Elena ha subito offerto qualcosa per ristorarla ma Claudia ha rifiutato dicendo che voleva soltanto fare al più presto questo colloquio che le avevano indicato. E allora:
«Paola c’è una persona per te».
Le presentazioni di rito, la stretta di mano, l’invito ad accomodarsi.
«Immagino di dover raccontare e non ne posso più di dire sempre le stesse cose». Mi butta lì le parole che mi raggiungono con una sorta di aggressività. Metto tutto dentro e soggiungo:
«Il mio desiderio è di ascoltarla per fare insieme a lei un po’ d’ordine nelle sue emozioni. Cosa ne dice? E’ possibile?»
Claudia racconta e così apprendo che ha trentasei anni, che da dodici ha un compagno buono, realizzato, ottimo padre del suo bimbo Filippo di due anni e mezzo, e che, forse, lei si sente un po’ annoiata con lui, non ne è innamorata, non vuole un altro figlio da lui che non vive come l’uomo della sua vita.
Lascio che si racconti, soprattutto a se stessa. Continua: “Pensi, che credo di averlo cercato, questo bambino. Tutti mi dicevano che sarebbe stata buona cosa che mio figlio, avesse un fratellino. Questa, però, è la cosa che più mi fa paura! Io sono figlia unica e, ancora oggi, ho incubi notturni in cui sogno che la mia mamma aspetti un altro bambino.
Da quando sono incinta, prendo Filippo nel mio letto e lo stringo stretto.
Sento che lo sto tradendo con questo bambino in grembo.”

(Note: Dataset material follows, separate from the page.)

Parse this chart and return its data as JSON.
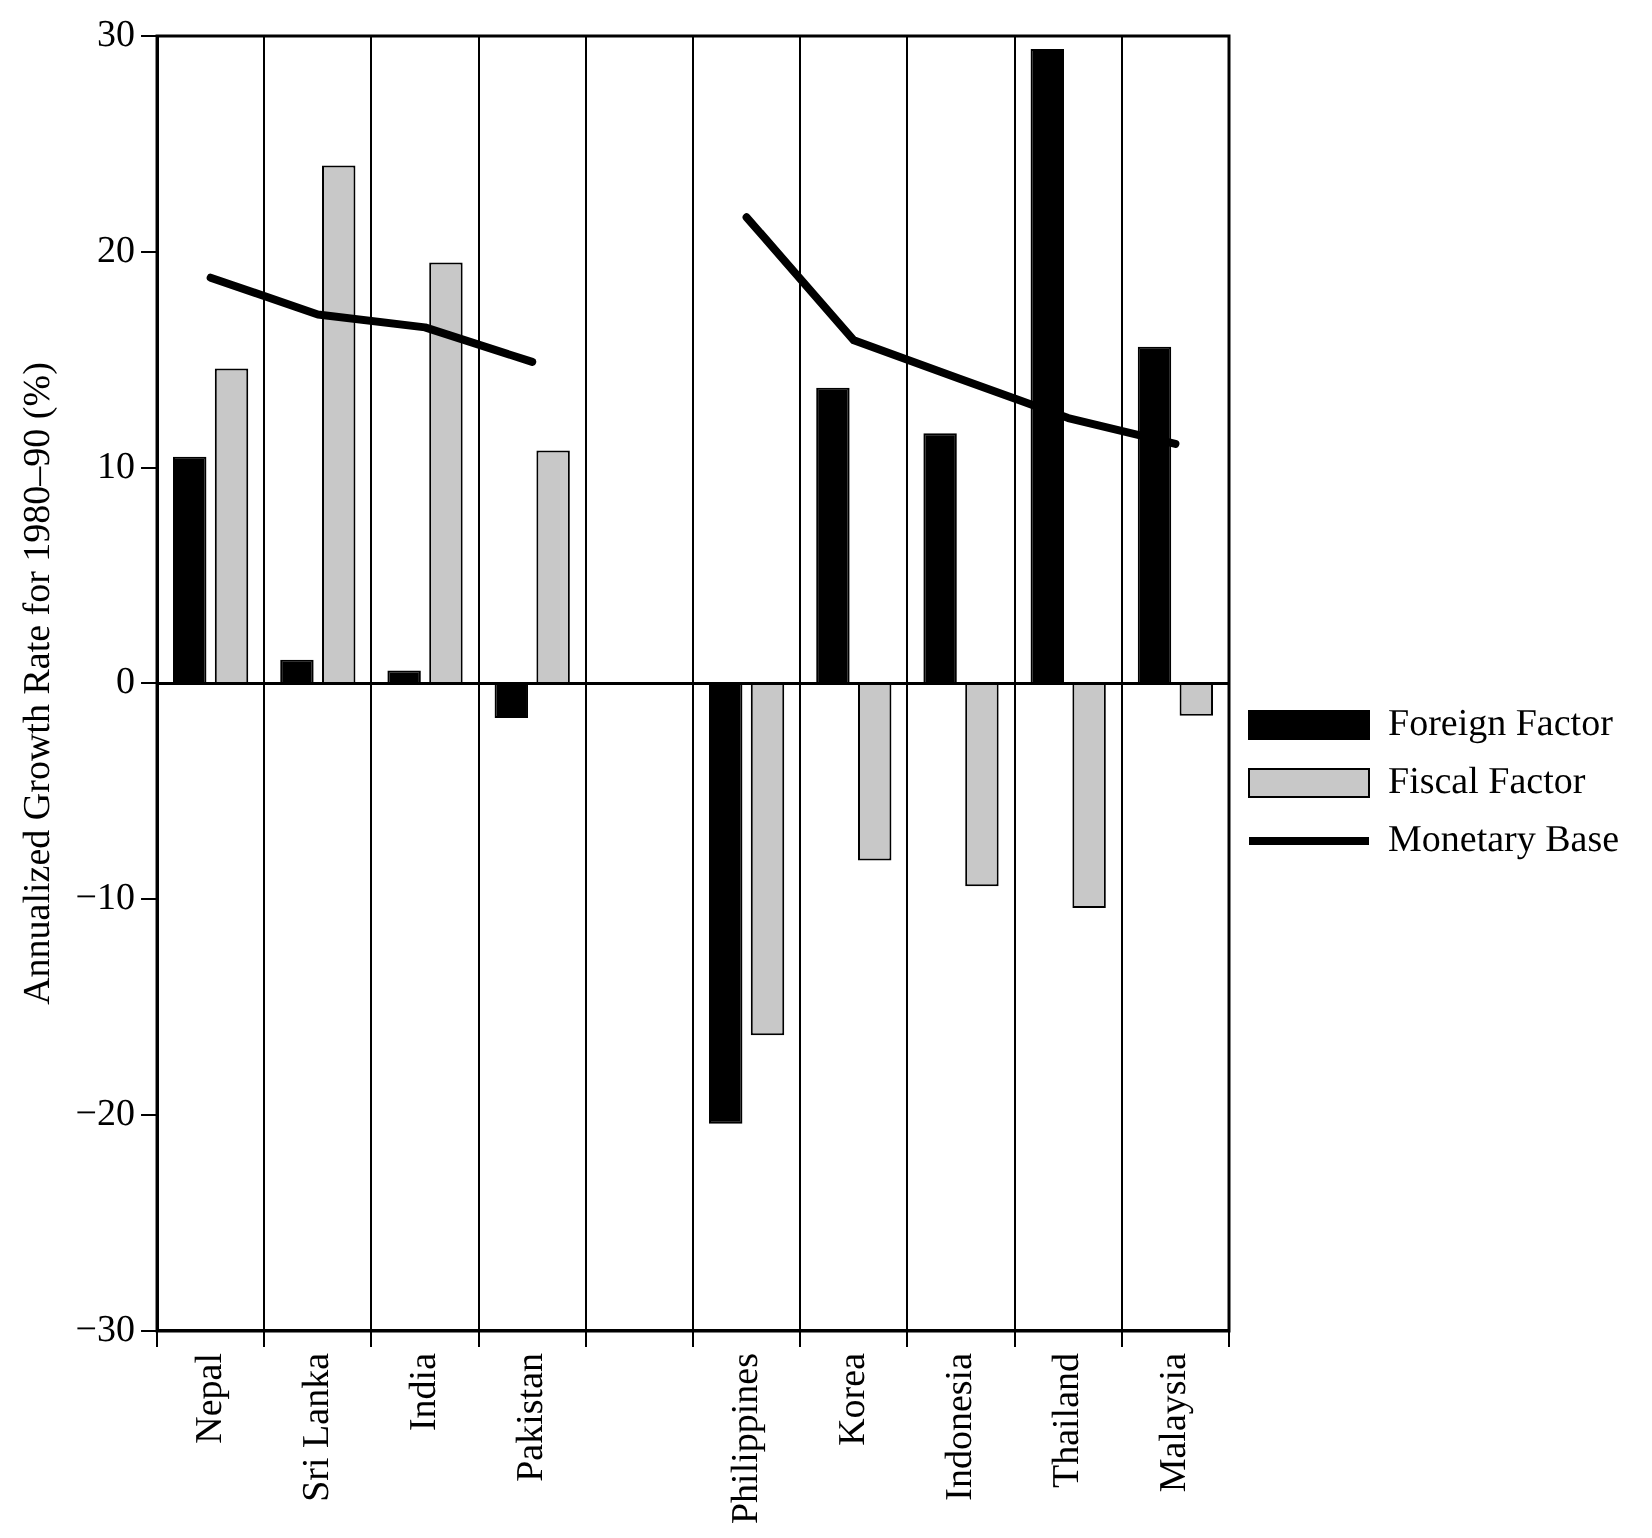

Claudia è una donna colta, sa di psicologia e, infatti, precisa puntualmente: «Con la mia mamma ho avuto una relazione simbiotica e so benissimo che ciò non permette relazioni sane. Ora sto proiettando le mie emozioni di attaccamento su Filippo ma, nonostante l’analisi, non riesco a fare altrimenti».
Il mio silenzio è zeppo di interrogativi che non oso proporre. Dico però: «Forse è proprio per questo che lei dovrebbe portare avanti la gestazione di questo piccolo bimbo!»
E allora si fa strada un altro pensiero:
«So di non essere innamorata dell’uomo con cui vivo anche se siamo insieme da dodici anni ed è un uomo intelligente, buono, che dà sicurezza e vorrebbe questo bambino; forse continuo a sperare di separarmi da lui per un’altra persona e come farei con due figli?»
Sono abituata ad ascoltare le mie emozioni e mi rendo conto di essere, in questo momento, estremamente confusa, sofferente e impotente. Provo a proporre a Claudia la riflessione sulle conseguenze del suo atteggiamento educativo e lei afferma di esserne consapevole ma che è altrettanto convinta che Filippo soffrirebbe molto e che la sua vita sarebbe colma di infelicità.
Tento l’ultima carta: “Posso mostrarle la fotografia di un bimbo a questo tempo (89 giorni) di gestazione?” E porgo a Claudia il nostro “magico” fascicolo. «Come le ho già detto, so già tutto. Ho visto le fotografie in internet».
Accetta comunque di guardare il piccolo bimbo: Sì, è bello. Tutti i miei dubbi, però, restano. Davvero mi sento fortemente impotente e frustrata; credo di non avere altri argomenti. «Penso di doverla salutare, Claudia, ma mi piacerebbe che portasse con sé una cosa mia. Posso regalarle il mio libro?». «Grazie, mi piacerebbe molto!».
Ed ecco l’imprevisto farsi strada:. «Mi porteresti un mio libro», chiedo in segreteria. «Non ne ho neanche uno, in questo momento – mi rispondono – li abbiamo dati tutti per la Fiera».
Guardo desolata Claudia che ha sentito la risposta di Elena e …
«Un buon motivo per tornare!», esclama sorridendo.
.«Allora l’aspetterò!». Stringendole la mano, mi viene come da strizzarle l’occhio. Il clima è di una certa complicità.